Some have argued that it was shortly after this, in the early part of the 20th century, that the few surviving Vizslas were mated with various pointers to strengthen the stock, and that the modern Vizsla is this ‘improved’ stock, rather than the original Magyar dog. If this is true, it could provide a reason for the heated argument between the Hungarian breeders and the others. It becomes a moot point as to whether an improved Vizsla is a true Vizsla. But so many other breeds have been enhanced by occasional crosses during their long histories that it seems churlish to call the modern Vizsla a ‘20th century’ breed, and its ancient status should therefore be accepted.

The breed was to suffer further setbacks as a result of the upheavals of World Wars I and II, with most of the Vizslas remaining in Hungary being destroyed. Fortunately, however, many refugees from the wars fled with their much loved dogs to neighbouring countries, where the scattered remnants of the breed managed to survive. Later, when peace was restored, it was possible to return enough of these to Hungary to safely re-establish the dog in its homeland.
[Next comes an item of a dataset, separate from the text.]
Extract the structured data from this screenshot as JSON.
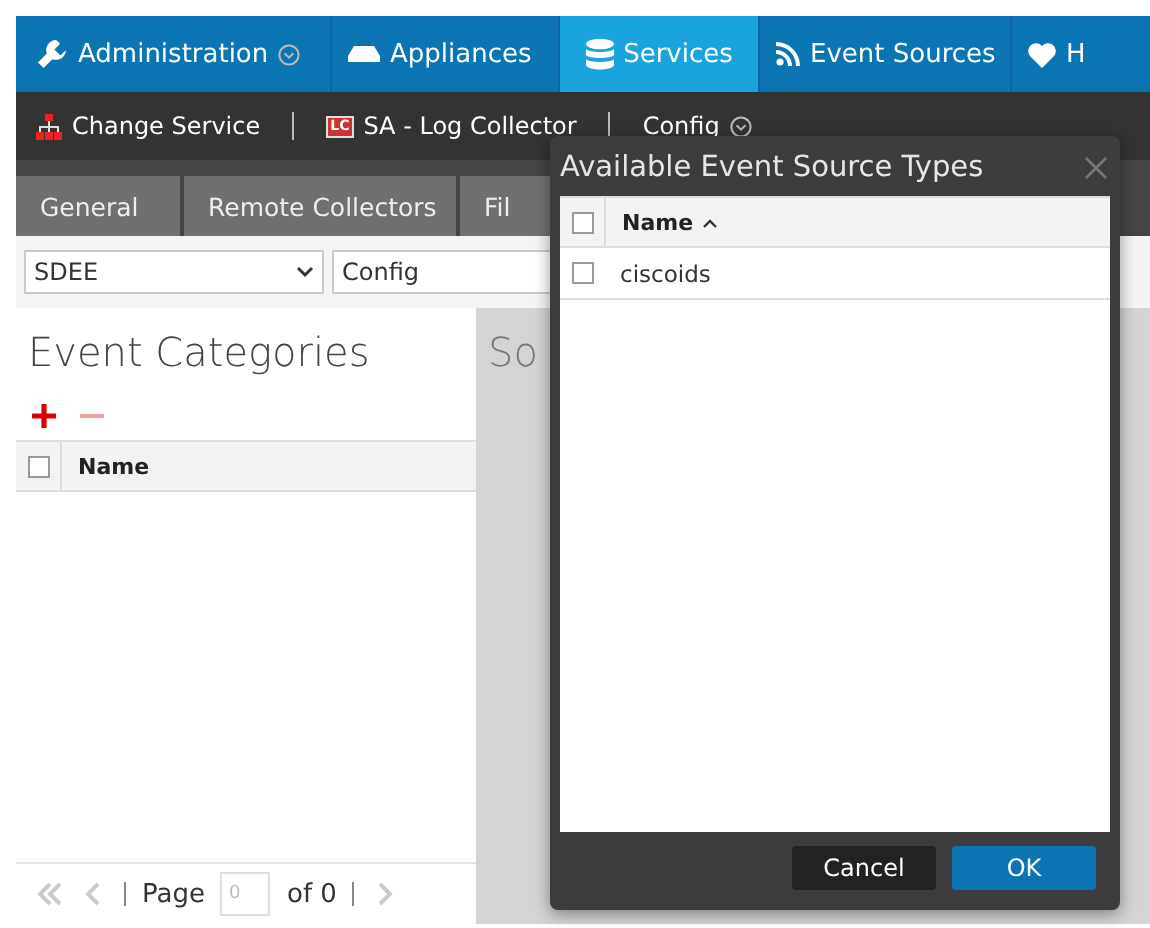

Geographically, this breed’s traditional hunting activities have always been located on the hot central plains of Hungary, the game-rich region called the Puszta. This is the reason for the development of the dog’s very short coat, a feature which assists it when hunting in high temperatures. Hunting in cold winter weather is left to its thicker-coated, wire-haired cousin.


The breed is robust but not large and is a willing worker and companion. It does not train well under force or harsh measures. Puppies must be well socialized at an early age. The proper temperament in a puppy is alert and responsive, never shy or aggressive.

The Vizsla is the pointer breed that becomes strongly attached to its owners and shows a preference for a place near the hearth, rather than a bed in the kennels. It is a gentle, sensitive dog with an excellent disposition. Abroad, it has become a popular household companion, and an elegant show dog.


All breeding stock should be X-rayed at two years of age for hip dysplasia. There are some skin problems that exist in the breed. Stock should be purchased from blood lines that are free of epilepsy.

Puppies and Training

The six to eight puppies per litter are born with adult coloration. The tail should be docked within a week of birth. Basic training should be started when puppies are two months old, general training at six months. Although this breed is extremely intelligent, some dogs find it difficult to be trained as a house pet. Early contact with people prevents puppies from becoming shy.